O desvio do discurso para o silêncio, por categoria a essência, é inevitável: quando as categorias históricas não estão suficientemente desenvolvidas, o desejo de alcançar o silêncio deve inevitavelmente levar a uma mera gagueira. Mas quando a forma é perfeitamente alcançada, o escritor é livre em relação a Deus, porque em tal. forma, e somente nele, o próprio Deus se torna o substrato de dar forma, homogêneo e equivalente a todos os outros normativamente dados elementos da forma, e é completamente adotado pelo seu sistema de categorias. Os escritores da existência e sua própria qualidade são determinando pela relação normativa que ele, como formador, tem com a estrutura formas - pelo valor tecnicamente atribuído a ele para estruturar e articular o trabalho. Mas tal subsunção de Deus sob o conceito técnico da "autenticidade material" de uma forma revela a dupla face de uma criação artística e mostra o seu verdadeiro lugar na ordem dos obras metafisicamente significativas: tal imanência técnica perfeita tem como pré-condição relação constitutiva (que é normativamente, mas não psicologicamente, preliminar) a existência transcendente final. A forma transcendental criadora de realidade só pode entrar em sendo quando uma verdadeira transcendência se tornou imanente dentro dela. Uma imanência vazia, que está ancorado apenas na experiência do escritor e não, ao mesmo tempo, em seu retorno à casa de todas as coisas, é meramente a imanência de uma superfície que cobre as rachaduras, mas é incapaz de reter essa imanência e deve tornar-se uma superfície crivada de buracos.

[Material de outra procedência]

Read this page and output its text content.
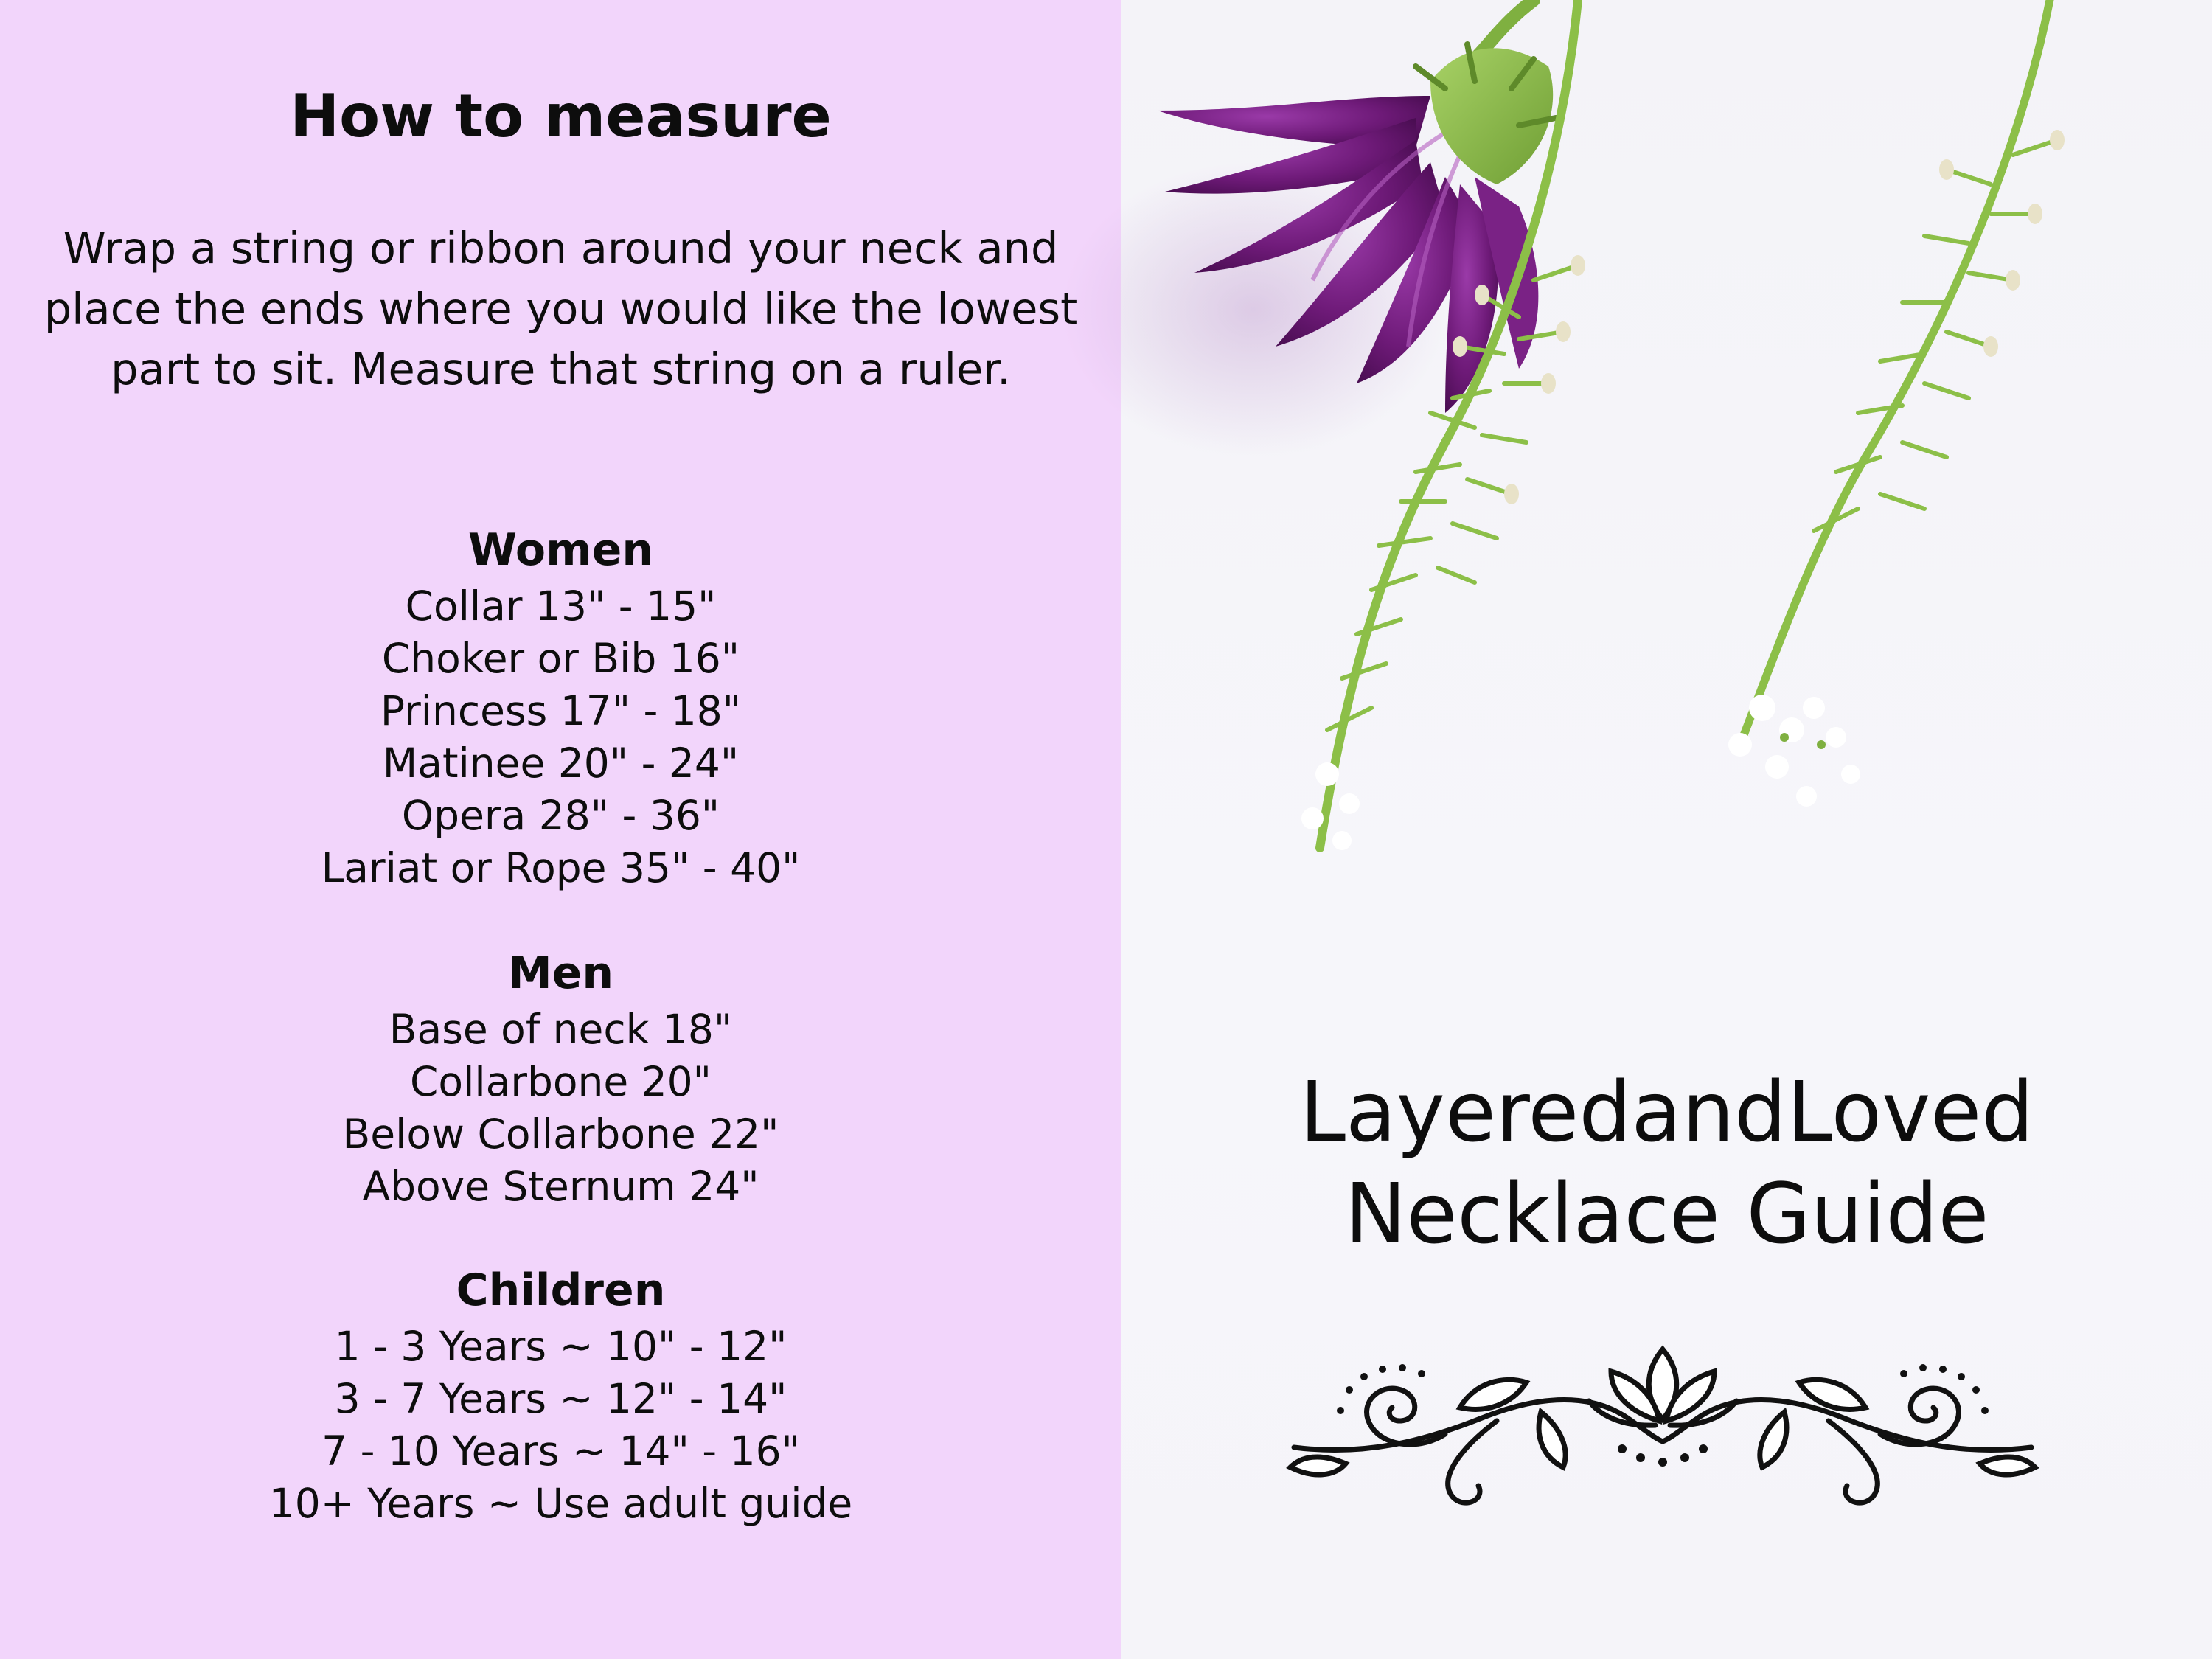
How to measure

Wrap a string or ribbon around your neck and place the ends where you would like the lowest part to sit. Measure that string on a ruler.

Women
Collar 13" - 15"
Choker or Bib 16"
Princess 17" - 18"
Matinee 20" - 24"
Opera 28" - 36"
Lariat or Rope 35" - 40"
Men
Base of neck 18"
Collarbone 20"
Below Collarbone 22"
Above Sternum 24"
Children
1 - 3 Years ~ 10" - 12"
3 - 7 Years ~ 12" - 14"
7 - 10 Years ~ 14" - 16"
10+ Years ~ Use adult guide
LayeredandLoved
Necklace Guide
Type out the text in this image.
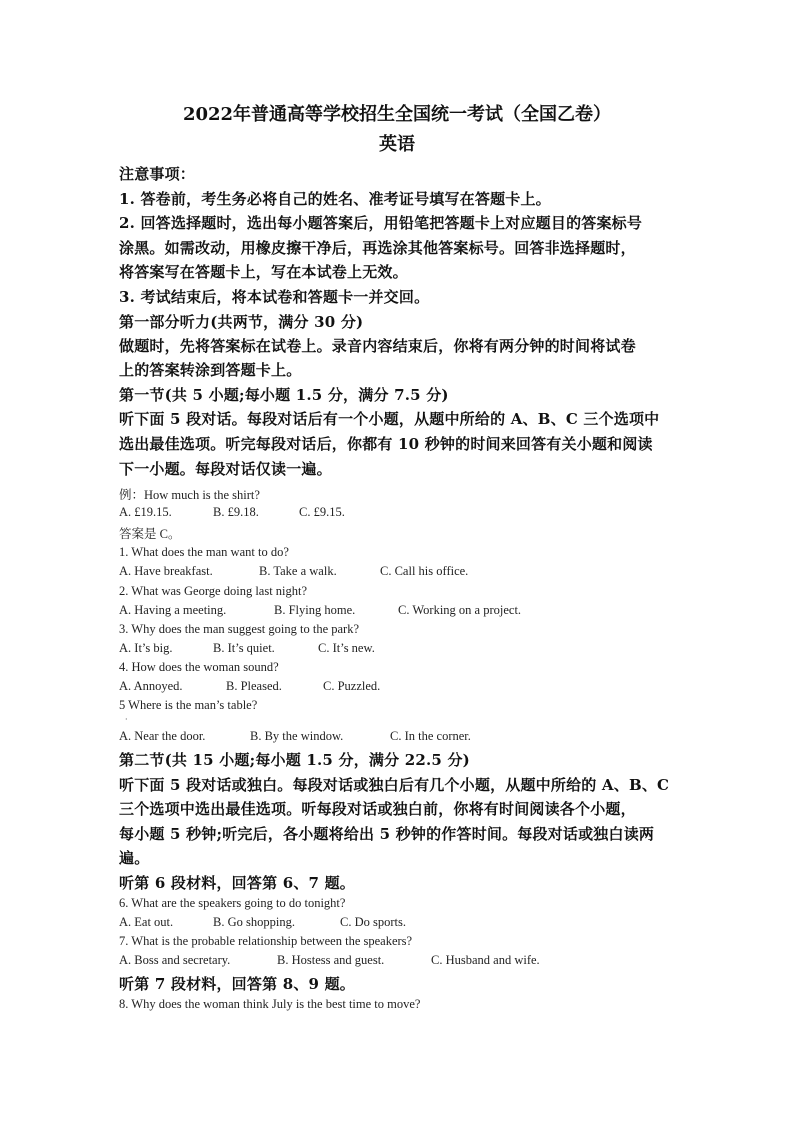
2022年普通高等学校招生全国统一考试（全国乙卷）
英语
注意事项：
1. 答卷前，考生务必将自己的姓名、准考证号填写在答题卡上。
2. 回答选择题时，选出每小题答案后，用铅笔把答题卡上对应题目的答案标号
涂黑。如需改动，用橡皮擦干净后，再选涂其他答案标号。回答非选择题时，
将答案写在答题卡上，写在本试卷上无效。
3. 考试结束后，将本试卷和答题卡一并交回。
第一部分听力(共两节，满分 30 分)
做题时，先将答案标在试卷上。录音内容结束后，你将有两分钟的时间将试卷
上的答案转涂到答题卡上。
第一节(共 5 小题;每小题 1.5 分，满分 7.5 分)
听下面 5 段对话。每段对话后有一个小题，从题中所给的 A、B、C 三个选项中
选出最佳选项。听完每段对话后，你都有 10 秒钟的时间来回答有关小题和阅读
下一小题。每段对话仅读一遍。
例：How much is the shirt?
A. £19.15.	B. £9.18.	C. £9.15.
答案是 C。
1. What does the man want to do?
A. Have breakfast.	B. Take a walk.	C. Call his office.
2. What was George doing last night?
A. Having a meeting.	B. Flying home.	C. Working on a project.
3. Why does the man suggest going to the park?
A. It’s big.	B. It’s quiet.	C. It’s new.
4. How does the woman sound?
A. Annoyed.	B. Pleased.	C. Puzzled.
5 Where is the man’s table?
·
A. Near the door.	B. By the window.	C. In the corner.
第二节(共 15 小题;每小题 1.5 分，满分 22.5 分)
听下面 5 段对话或独白。每段对话或独白后有几个小题，从题中所给的 A、B、C
三个选项中选出最佳选项。听每段对话或独白前，你将有时间阅读各个小题，
每小题 5 秒钟;听完后，各小题将给出 5 秒钟的作答时间。每段对话或独白读两
遍。
听第 6 段材料，回答第 6、7 题。
6. What are the speakers going to do tonight?
A. Eat out.	B. Go shopping.	C. Do sports.
7. What is the probable relationship between the speakers?
A. Boss and secretary.	B. Hostess and guest.	C. Husband and wife.
听第 7 段材料，回答第 8、9 题。
8. Why does the woman think July is the best time to move?
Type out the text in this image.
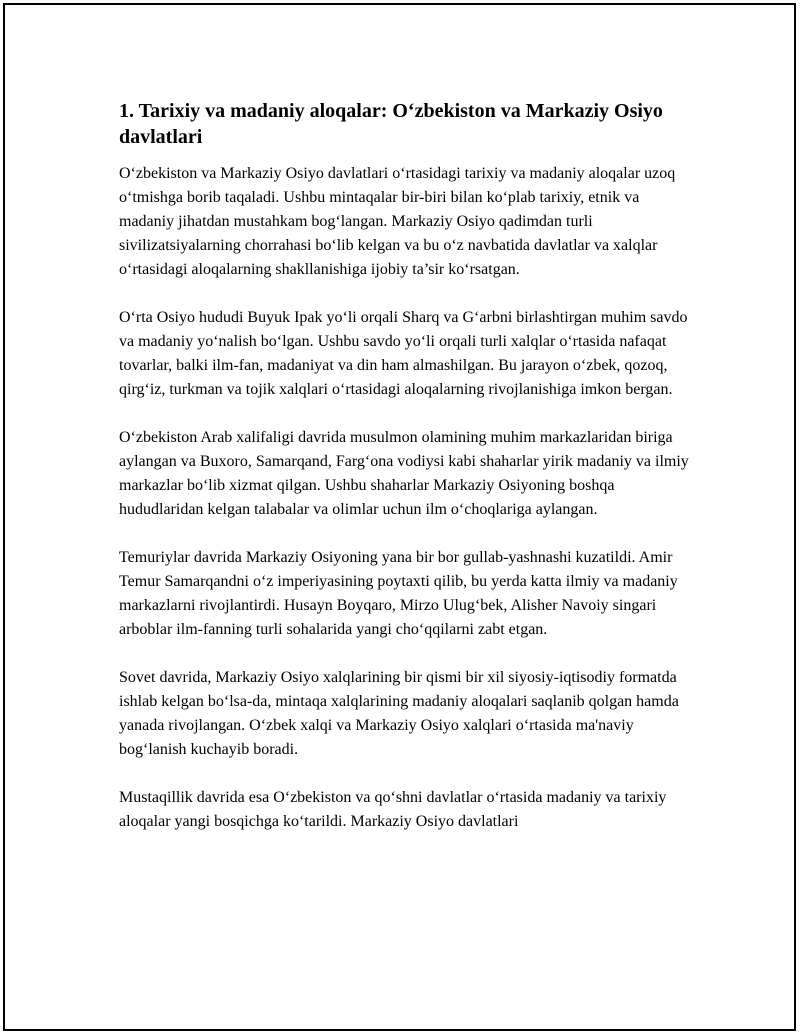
1. Tarixiy va madaniy aloqalar: O‘zbekiston va Markaziy Osiyo davlatlari

O‘zbekiston va Markaziy Osiyo davlatlari o‘rtasidagi tarixiy va madaniy aloqalar uzoq o‘tmishga borib taqaladi. Ushbu mintaqalar bir-biri bilan ko‘plab tarixiy, etnik va madaniy jihatdan mustahkam bog‘langan. Markaziy Osiyo qadimdan turli sivilizatsiyalarning chorrahasi bo‘lib kelgan va bu o‘z navbatida davlatlar va xalqlar o‘rtasidagi aloqalarning shakllanishiga ijobiy ta’sir ko‘rsatgan.

O‘rta Osiyo hududi Buyuk Ipak yo‘li orqali Sharq va G‘arbni birlashtirgan muhim savdo va madaniy yo‘nalish bo‘lgan. Ushbu savdo yo‘li orqali turli xalqlar o‘rtasida nafaqat tovarlar, balki ilm-fan, madaniyat va din ham almashilgan. Bu jarayon o‘zbek, qozoq, qirg‘iz, turkman va tojik xalqlari o‘rtasidagi aloqalarning rivojlanishiga imkon bergan.

O‘zbekiston Arab xalifaligi davrida musulmon olamining muhim markazlaridan biriga aylangan va Buxoro, Samarqand, Farg‘ona vodiysi kabi shaharlar yirik madaniy va ilmiy markazlar bo‘lib xizmat qilgan. Ushbu shaharlar Markaziy Osiyoning boshqa hududlaridan kelgan talabalar va olimlar uchun ilm o‘choqlariga aylangan.

Temuriylar davrida Markaziy Osiyoning yana bir bor gullab-yashnashi kuzatildi. Amir Temur Samarqandni o‘z imperiyasining poytaxti qilib, bu yerda katta ilmiy va madaniy markazlarni rivojlantirdi. Husayn Boyqaro, Mirzo Ulug‘bek, Alisher Navoiy singari arboblar ilm-fanning turli sohalarida yangi cho‘qqilarni zabt etgan.

Sovet davrida, Markaziy Osiyo xalqlarining bir qismi bir xil siyosiy-iqtisodiy formatda ishlab kelgan bo‘lsa-da, mintaqa xalqlarining madaniy aloqalari saqlanib qolgan hamda yanada rivojlangan. O‘zbek xalqi va Markaziy Osiyo xalqlari o‘rtasida ma'naviy bog‘lanish kuchayib boradi.

Mustaqillik davrida esa O‘zbekiston va qo‘shni davlatlar o‘rtasida madaniy va tarixiy aloqalar yangi bosqichga ko‘tarildi. Markaziy Osiyo davlatlari
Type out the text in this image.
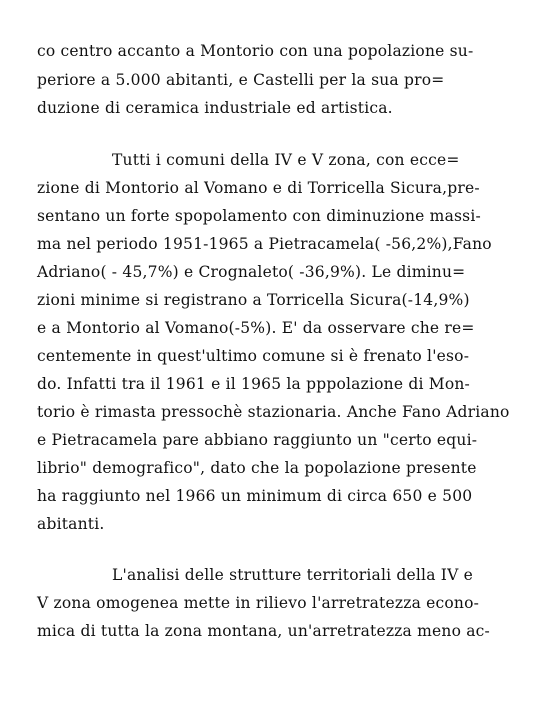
co centro accanto a Montorio con una popolazione su-
periore a 5.000 abitanti, e Castelli per la sua pro=
duzione di ceramica industriale ed artistica.
Tutti i comuni della IV e V zona, con ecce=
zione di Montorio al Vomano e di Torricella Sicura,pre-
sentano un forte spopolamento con diminuzione massi-
ma nel periodo 1951-1965 a Pietracamela( -56,2%),Fano
Adriano( - 45,7%) e Crognaleto( -36,9%). Le diminu=
zioni minime si registrano a Torricella Sicura(-14,9%)
e a Montorio al Vomano(-5%). E' da osservare che re=
centemente in quest'ultimo comune si è frenato l'eso-
do. Infatti tra il 1961 e il 1965 la pppolazione di Mon-
torio è rimasta pressochè stazionaria. Anche Fano Adriano
e Pietracamela pare abbiano raggiunto un "certo equi-
librio" demografico", dato che la popolazione presente
ha raggiunto nel 1966 un minimum di circa 650 e 500
abitanti.
L'analisi delle strutture territoriali della IV e
V zona omogenea mette in rilievo l'arretratezza econo-
mica di tutta la zona montana, un'arretratezza meno ac-
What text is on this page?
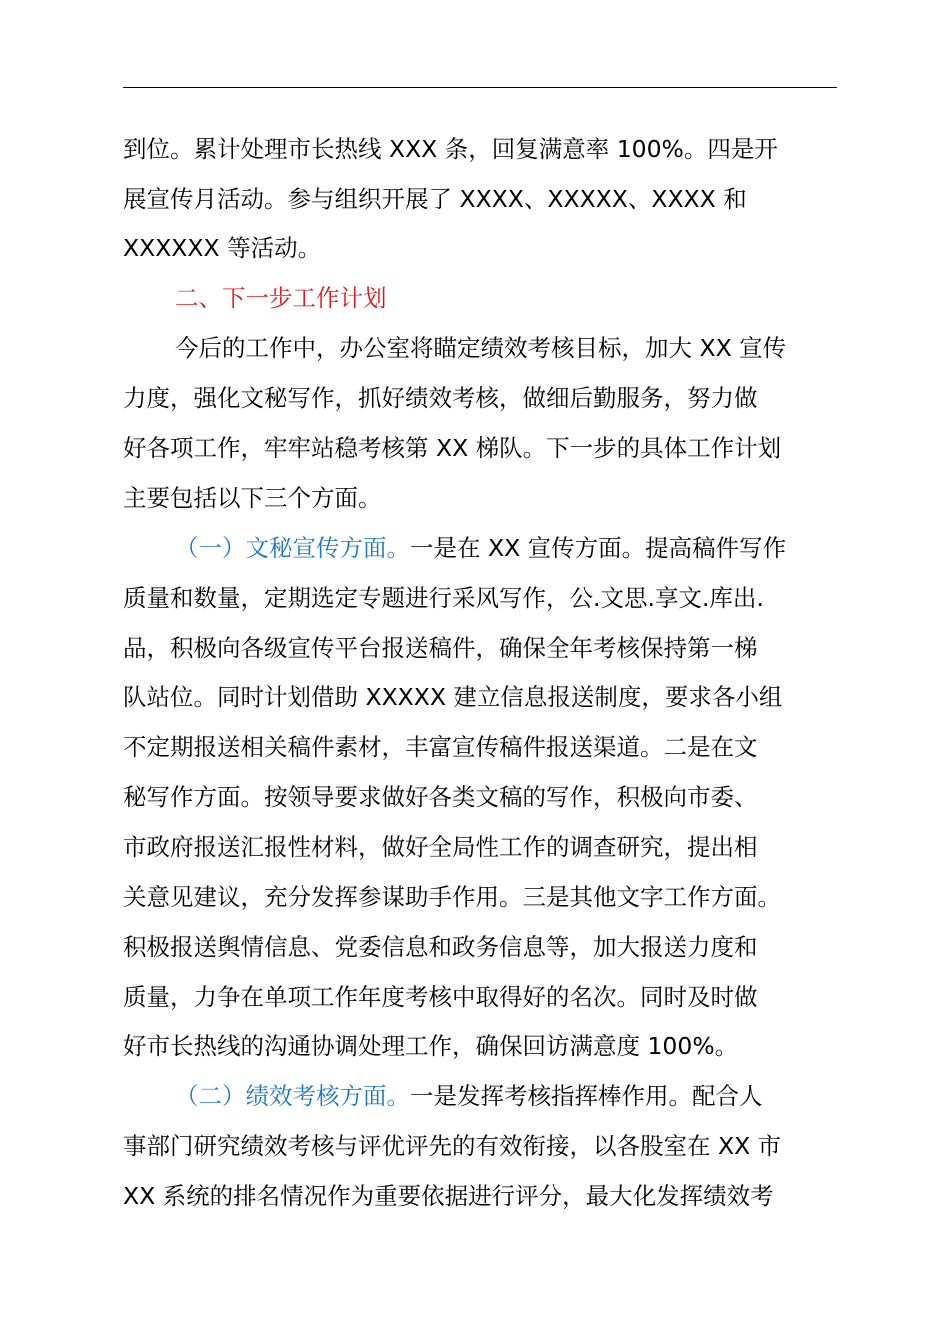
到位。累计处理市长热线 XXX 条，回复满意率 100%。四是开
展宣传月活动。参与组织开展了 XXXX、XXXXX、XXXX 和
XXXXXX 等活动。
二、下一步工作计划
今后的工作中，办公室将瞄定绩效考核目标，加大 XX 宣传
力度，强化文秘写作，抓好绩效考核，做细后勤服务，努力做
好各项工作，牢牢站稳考核第 XX 梯队。下一步的具体工作计划
主要包括以下三个方面。
（一）文秘宣传方面。一是在 XX 宣传方面。提高稿件写作
质量和数量，定期选定专题进行采风写作，公.文思.享文.库出.
品，积极向各级宣传平台报送稿件，确保全年考核保持第一梯
队站位。同时计划借助 XXXXX 建立信息报送制度，要求各小组
不定期报送相关稿件素材，丰富宣传稿件报送渠道。二是在文
秘写作方面。按领导要求做好各类文稿的写作，积极向市委、
市政府报送汇报性材料，做好全局性工作的调查研究，提出相
关意见建议，充分发挥参谋助手作用。三是其他文字工作方面。
积极报送舆情信息、党委信息和政务信息等，加大报送力度和
质量，力争在单项工作年度考核中取得好的名次。同时及时做
好市长热线的沟通协调处理工作，确保回访满意度 100%。
（二）绩效考核方面。一是发挥考核指挥棒作用。配合人
事部门研究绩效考核与评优评先的有效衔接，以各股室在 XX 市
XX 系统的排名情况作为重要依据进行评分，最大化发挥绩效考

Para o romance, a ironia consiste nessa liberdade do escritor em sua relação com Deus, a condição transcendental da objetividade do dar forma. Ironia, com duplo intuitivo visão, pode ver onde Deus é encontrado em um mundo abandonado por Deus; a ironia vê os perdidos na casa utópica da ideia que se tornou um ideal e, ao mesmo tempo, compreende que o ideal é subjetivamente e psicologicamente condicionado, porque é o único possível forma de existência; ironia, ela própria demoníaca, apreende o demônio que está dentro do sujeito como uma essencialidade metassubjetiva e, portanto, quando fala das aventuras de almas errantes em uma realidade vazia e não essencial, fala intuitivamente de deuses e deuses do passado que estão por vir; a ironia tem que buscar o único mundo que lhe seja adequado ao longo da via dolorosa da interioridade, mas é condenado a nunca encontrá-lo lá; ironia dá forma à satisfação maliciosa de Deus criador do fracasso das fracas rebeliões do homem contra sua poderosa e sem valor criação e, ao mesmo tempo, ao sofrimento inexprimível de Deus o redentor em sua incapacidade de reentrar nesse mundo. Ironia, a auto superação de um subjetividade que foi tão longe quanto foi possível, é a maior liberdade que pode ser alcançado em um mundo sem Deus. É por isso que não é apenas o único a priori condição para uma objetividade verdadeira, que cria a totalidade, mas também porque ela faz essa totalidade - a romance - a forma de arte representativa de nossa era: porque as categorias estruturais do romance constitutivamente coincidir com o mundo como é hoje.